LIVERPOOL TWP. — The Superior Roll Forming Co. faces up to $89,500 in federal safety fines after a worker’s hand was crushed in a 150-ton press last year.
The accident occurred Nov. 14 at the company’s facility, 5535 Wegman Drive.
The U.S. Department of Labor’s Occupational Safety and Health Administration issued four serious safety violations after an investigation found two repeat violations of machine guarding and “lockout/tagout” procedures.
“Superior Roll Forming continuously fails to protect workers operating power presses,” said Howard Eberts, OSHA’s area director in Cleveland. “This is completely inexcusable.”
The injured worker was removing a metal piece from the press and his hand was exposed because necessary safeguards had been disabled and the company had failed to install barrier guards, according to the OSHA report.
“Safety precautions are vital when operating power presses because injuries involving this machinery and equipment often result in death or permanent disability, as it tragically did in this incident,” Eberts said.
The repeat violations involved the plant’s power presses, which assemble metal or other materials for the automotive and other industries, according to an OHSA statement released Tuesday. The company was cited for failing to use lockout/tagout procedures to prevent operation of the power press while the worker was removing the part.

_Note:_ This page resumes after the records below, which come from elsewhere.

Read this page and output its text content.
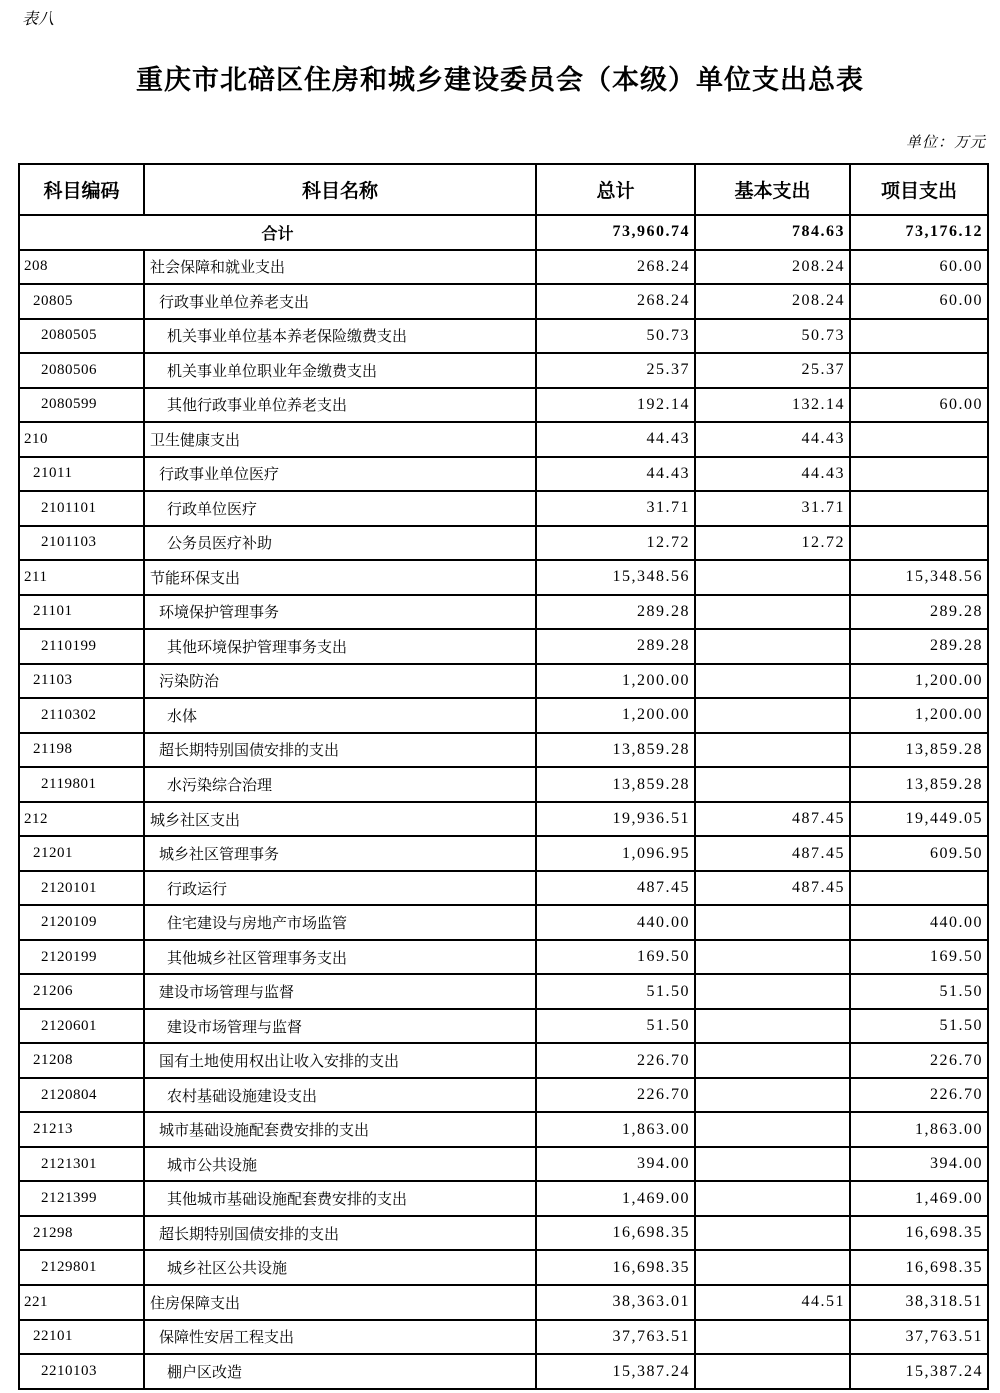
表八
重庆市北碚区住房和城乡建设委员会（本级）单位支出总表
单位：万元
科目编码	科目名称	总计	基本支出	项目支出
合计		73,960.74	784.63	73,176.12
208	社会保障和就业支出	268.24	208.24	60.00
20805	行政事业单位养老支出	268.24	208.24	60.00
2080505	机关事业单位基本养老保险缴费支出	50.73	50.73	
2080506	机关事业单位职业年金缴费支出	25.37	25.37	
2080599	其他行政事业单位养老支出	192.14	132.14	60.00
210	卫生健康支出	44.43	44.43	
21011	行政事业单位医疗	44.43	44.43	
2101101	行政单位医疗	31.71	31.71	
2101103	公务员医疗补助	12.72	12.72	
211	节能环保支出	15,348.56		15,348.56
21101	环境保护管理事务	289.28		289.28
2110199	其他环境保护管理事务支出	289.28		289.28
21103	污染防治	1,200.00		1,200.00
2110302	水体	1,200.00		1,200.00
21198	超长期特别国债安排的支出	13,859.28		13,859.28
2119801	水污染综合治理	13,859.28		13,859.28
212	城乡社区支出	19,936.51	487.45	19,449.05
21201	城乡社区管理事务	1,096.95	487.45	609.50
2120101	行政运行	487.45	487.45	
2120109	住宅建设与房地产市场监管	440.00		440.00
2120199	其他城乡社区管理事务支出	169.50		169.50
21206	建设市场管理与监督	51.50		51.50
2120601	建设市场管理与监督	51.50		51.50
21208	国有土地使用权出让收入安排的支出	226.70		226.70
2120804	农村基础设施建设支出	226.70		226.70
21213	城市基础设施配套费安排的支出	1,863.00		1,863.00
2121301	城市公共设施	394.00		394.00
2121399	其他城市基础设施配套费安排的支出	1,469.00		1,469.00
21298	超长期特别国债安排的支出	16,698.35		16,698.35
2129801	城乡社区公共设施	16,698.35		16,698.35
221	住房保障支出	38,363.01	44.51	38,318.51
22101	保障性安居工程支出	37,763.51		37,763.51
2210103	棚户区改造	15,387.24		15,387.24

Superior Roll Forming previously was cited for machine guarding and lockout/tagout violations on its power presses in 2013. A repeat violation exists when an employer previously has been cited for the same or a similar violation of a standard, regulation, rule or order at any other facility in federal enforcement states within the last five years.

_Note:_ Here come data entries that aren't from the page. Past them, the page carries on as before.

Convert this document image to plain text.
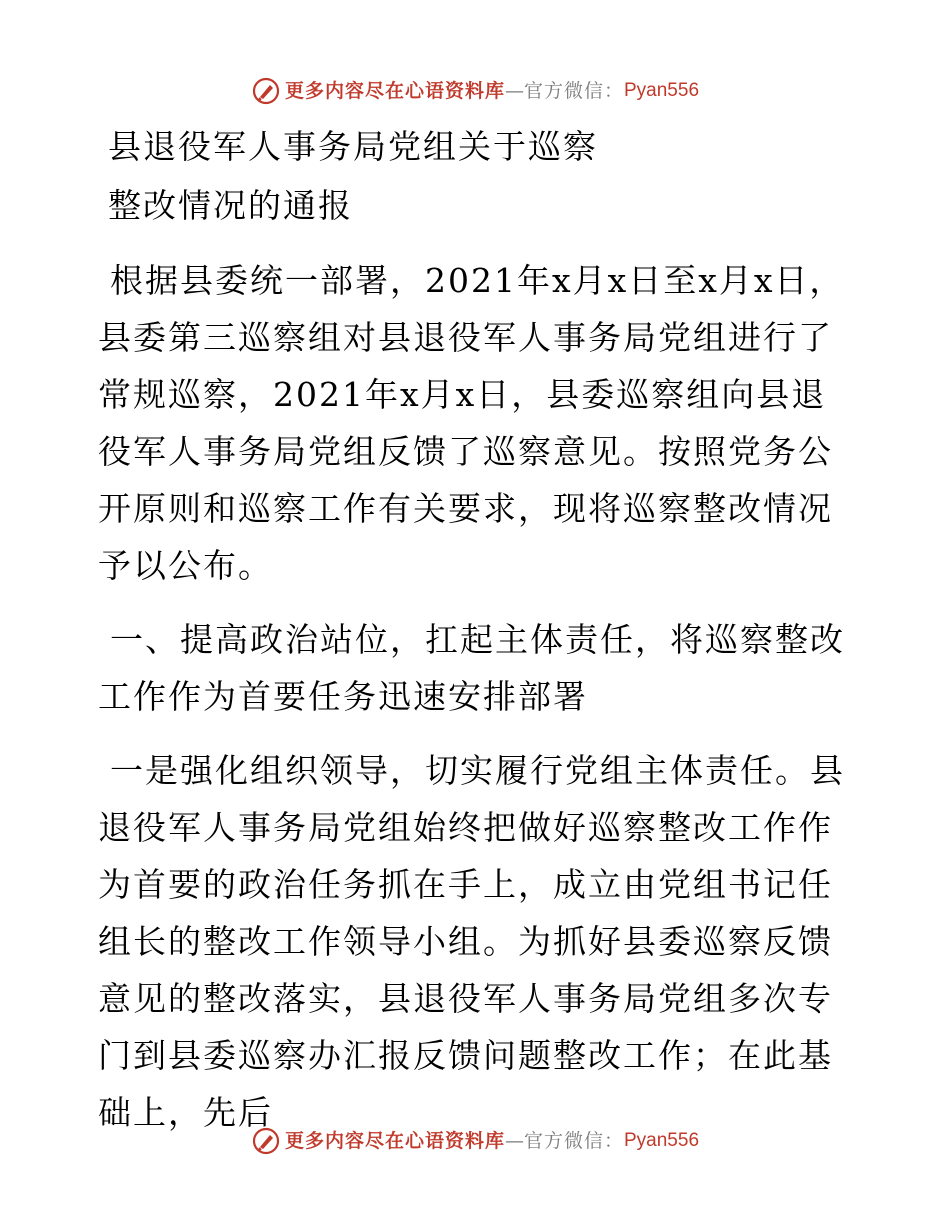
更多内容尽在心语资料库—官方微信：Pyan556

县退役军人事务局党组关于巡察

整改情况的通报

根据县委统一部署，2021年x月x日至x月x日，县委第三巡察组对县退役军人事务局党组进行了常规巡察，2021年x月x日，县委巡察组向县退役军人事务局党组反馈了巡察意见。按照党务公开原则和巡察工作有关要求，现将巡察整改情况予以公布。

一、提高政治站位，扛起主体责任，将巡察整改工作作为首要任务迅速安排部署

一是强化组织领导，切实履行党组主体责任。县退役军人事务局党组始终把做好巡察整改工作作为首要的政治任务抓在手上，成立由党组书记任组长的整改工作领导小组。为抓好县委巡察反馈意见的整改落实，县退役军人事务局党组多次专门到县委巡察办汇报反馈问题整改工作；在此基础上，先后

更多内容尽在心语资料库—官方微信：Pyan556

The company was cited for two additional “serious violations” involving safe operation of mechanical power presses, including inadequate clutch brake controls and failing to conduct periodic inspections of lockout/tagout procedures.
A violation is considered serious if there is substantial chance that death or serious physical harm could result from a hazard about which the employer knew or should have known.
The company has 15 business days to respond to the proposed $89,500 in fines from receipt of its citations. It can comply, request an informal conference with OSHA’s area director or contest the findings before the independent Occupational Safety and Health Review Commission.
A spokesman for the company could not be reached for comment Tuesday.